Alderhey Childrens’ Hospital, Liverpool, UK.


Background: GH deficiency has been reported widely in association with myelomeningocele and other pituitary hormone deficiencies occur less frequently. Following an episode of adrenal crisis in a newborn infant with myelomeningocele and multiple pituitary hormone deficiencies we introduced a policy of screening affected, newborn infants for pituitary insufficiency, focusing on thyroid function and cortisol levels.

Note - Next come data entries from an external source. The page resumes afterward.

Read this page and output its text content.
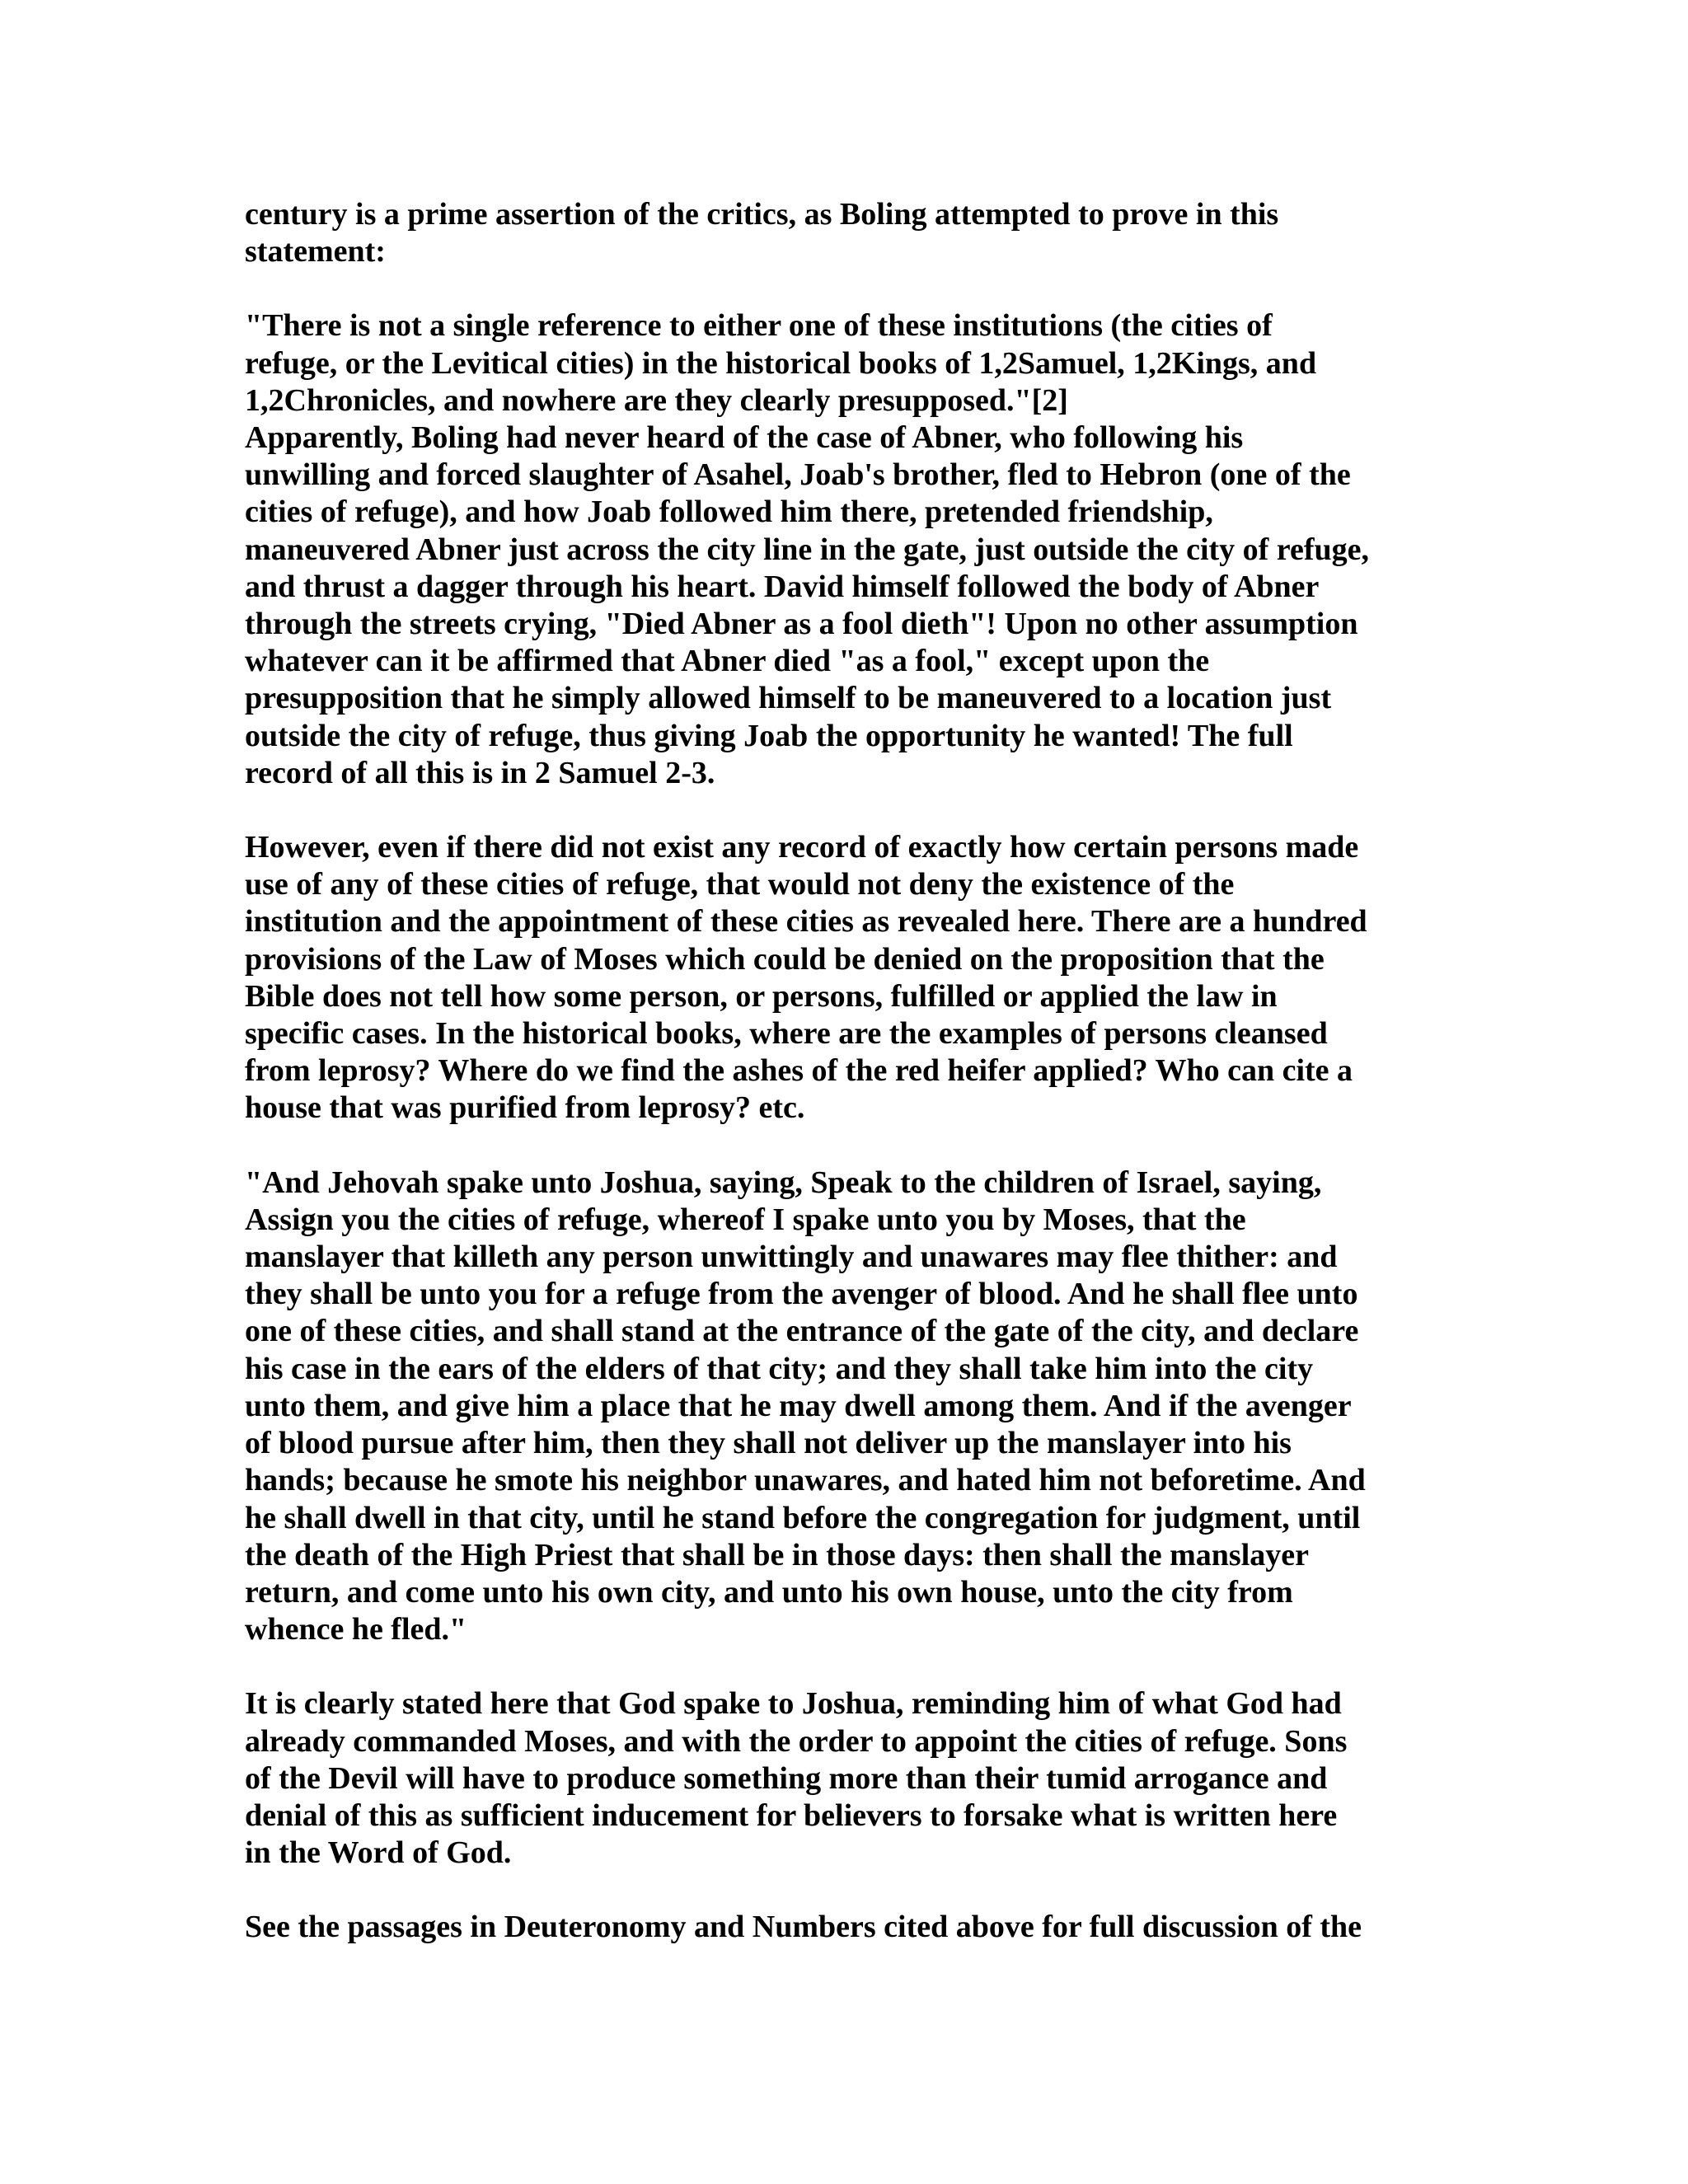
century is a prime assertion of the critics, as Boling attempted to prove in this
statement:

"There is not a single reference to either one of these institutions (the cities of
refuge, or the Levitical cities) in the historical books of 1,2Samuel, 1,2Kings, and
1,2Chronicles, and nowhere are they clearly presupposed."[2]

Apparently, Boling had never heard of the case of Abner, who following his
unwilling and forced slaughter of Asahel, Joab's brother, fled to Hebron (one of the
cities of refuge), and how Joab followed him there, pretended friendship,
maneuvered Abner just across the city line in the gate, just outside the city of refuge,
and thrust a dagger through his heart. David himself followed the body of Abner
through the streets crying, "Died Abner as a fool dieth"! Upon no other assumption
whatever can it be affirmed that Abner died "as a fool," except upon the
presupposition that he simply allowed himself to be maneuvered to a location just
outside the city of refuge, thus giving Joab the opportunity he wanted! The full
record of all this is in 2 Samuel 2-3.

However, even if there did not exist any record of exactly how certain persons made
use of any of these cities of refuge, that would not deny the existence of the
institution and the appointment of these cities as revealed here. There are a hundred
provisions of the Law of Moses which could be denied on the proposition that the
Bible does not tell how some person, or persons, fulfilled or applied the law in
specific cases. In the historical books, where are the examples of persons cleansed
from leprosy? Where do we find the ashes of the red heifer applied? Who can cite a
house that was purified from leprosy? etc.

"And Jehovah spake unto Joshua, saying, Speak to the children of Israel, saying,
Assign you the cities of refuge, whereof I spake unto you by Moses, that the
manslayer that killeth any person unwittingly and unawares may flee thither: and
they shall be unto you for a refuge from the avenger of blood. And he shall flee unto
one of these cities, and shall stand at the entrance of the gate of the city, and declare
his case in the ears of the elders of that city; and they shall take him into the city
unto them, and give him a place that he may dwell among them. And if the avenger
of blood pursue after him, then they shall not deliver up the manslayer into his
hands; because he smote his neighbor unawares, and hated him not beforetime. And
he shall dwell in that city, until he stand before the congregation for judgment, until
the death of the High Priest that shall be in those days: then shall the manslayer
return, and come unto his own city, and unto his own house, unto the city from
whence he fled."

It is clearly stated here that God spake to Joshua, reminding him of what God had
already commanded Moses, and with the order to appoint the cities of refuge. Sons
of the Devil will have to produce something more than their tumid arrogance and
denial of this as sufficient inducement for believers to forsake what is written here
in the Word of God.

See the passages in Deuteronomy and Numbers cited above for full discussion of the
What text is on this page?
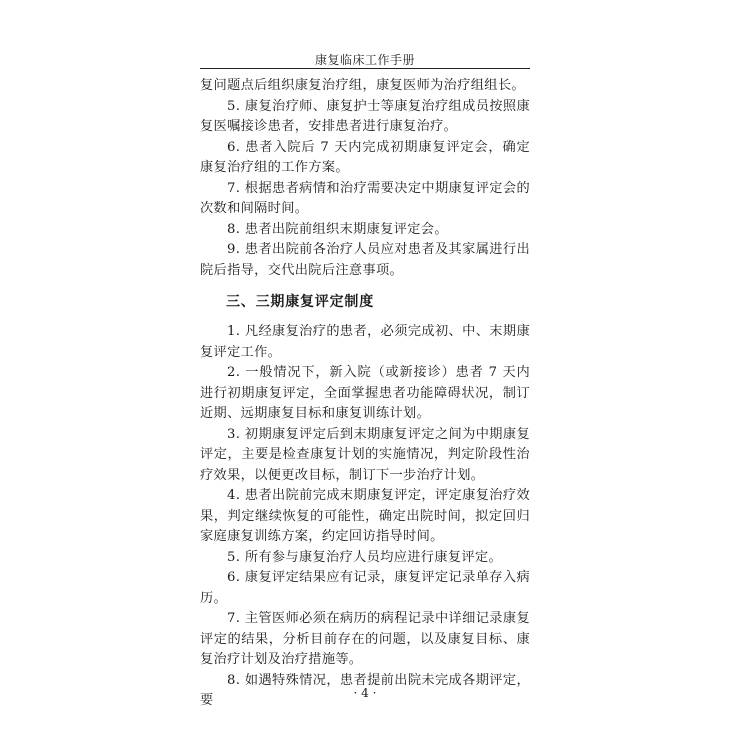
康复临床工作手册

复问题点后组织康复治疗组，康复医师为治疗组组长。

5. 康复治疗师、康复护士等康复治疗组成员按照康复医嘱接诊患者，安排患者进行康复治疗。

6. 患者入院后 7 天内完成初期康复评定会，确定康复治疗组的工作方案。

7. 根据患者病情和治疗需要决定中期康复评定会的次数和间隔时间。

8. 患者出院前组织末期康复评定会。

9. 患者出院前各治疗人员应对患者及其家属进行出院后指导，交代出院后注意事项。

三、三期康复评定制度

1. 凡经康复治疗的患者，必须完成初、中、末期康复评定工作。

2. 一般情况下，新入院（或新接诊）患者 7 天内进行初期康复评定，全面掌握患者功能障碍状况，制订近期、远期康复目标和康复训练计划。

3. 初期康复评定后到末期康复评定之间为中期康复评定，主要是检查康复计划的实施情况，判定阶段性治疗效果，以便更改目标，制订下一步治疗计划。

4. 患者出院前完成末期康复评定，评定康复治疗效果，判定继续恢复的可能性，确定出院时间，拟定回归家庭康复训练方案，约定回访指导时间。

5. 所有参与康复治疗人员均应进行康复评定。

6. 康复评定结果应有记录，康复评定记录单存入病历。

7. 主管医师必须在病历的病程记录中详细记录康复评定的结果，分析目前存在的问题，以及康复目标、康复治疗计划及治疗措施等。

8. 如遇特殊情况，患者提前出院未完成各期评定，要	· 4 ·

Patients and methods: Data from 26 infants (13 males) were reviewed retrospectively. TSH sufficiency was assessed from an unstimulated measure of TSH and fT4. ACTH sufficiency as assessed by the cortisol response to the low dose short Synacthen test (LDSST: Synacthen 150 ng). A peak cortisol ≥500 nmol/l was considered to be normal.

Results:

• Thyroid hormone levels were normal in all infants.

• Median (range) basal cortisol was 313 (<50–618) nmol/l and peak cortisol 693 (375–1617) nmol/l.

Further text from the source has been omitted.